In 2004, students at Marinduque National High School created a dulayawit, a traditional Philippine form combining drama, dance and music, to commemorate the disasters. Dr Viray researched this performance, called Cry of the Marinduqueños as a form of living documentation.

“The students were children at the time of the mine collapse, and the performance emerged as both a gesture of solidarity with its victims and a cultural touchstone for the island,” Dr Viray said.

“Unlike the formalities of legal arbitration that have direct implications for an issue, dulayawit do something just as powerful – they speak straight to our affective faculties as humans.” Through ecological performances, memory (both good and bad) can be retold as often as needed, and communities keep control of the narrative.
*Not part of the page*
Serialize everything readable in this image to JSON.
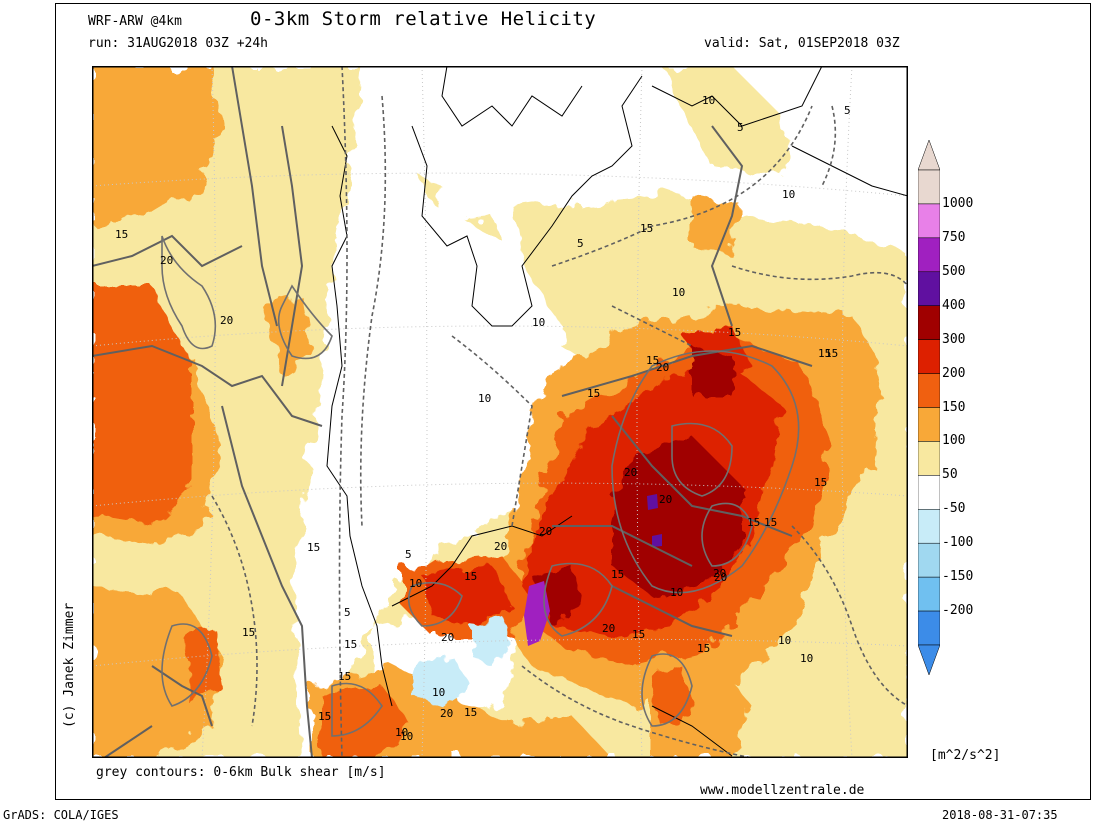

“The performance might inspire later generations to perform in commemoration of the environment that was destroyed and the people who lost their lives, and more importantly, to protest the ongoing possibility of it happening again.”

The community continues to fight to ward off further environmental devastating from new mines. Photo: Juan Paolo Guillermo

History repeating

What makes Marinduque more than a historical case study is that the story is far from over.

This year, as communities gathered to mark 30 years since the tunnel collapse, Marcopper Mining applied for a new licence to mine again in the same area.

In recent weeks the local government, through its environment committee hearing, stood firm with ‘No to mining’ and ‘No to mining exploration’ by First State Mining Resources Corporation in the towns of Torrijos, Santa Cruz and Buenavista.

Local councils have also petitioned President Ferdinand “Bongbong” Marcos Jr. to deny the application.

The petition carries historical weight. It was the current president’s father, Ferdinand Marcos Sr., who vetoed a ban on mining in the area decades ago – a decision that led to the contamination of the island’s waterways and the devastation of its communities. Now his son is facing a similar decision.

“The stakes are very high, and this is when our local and national government will be tested on how committed they are to stopping mining industries in Marinduque, despite the pressures of big businesses,” said Dr Viray.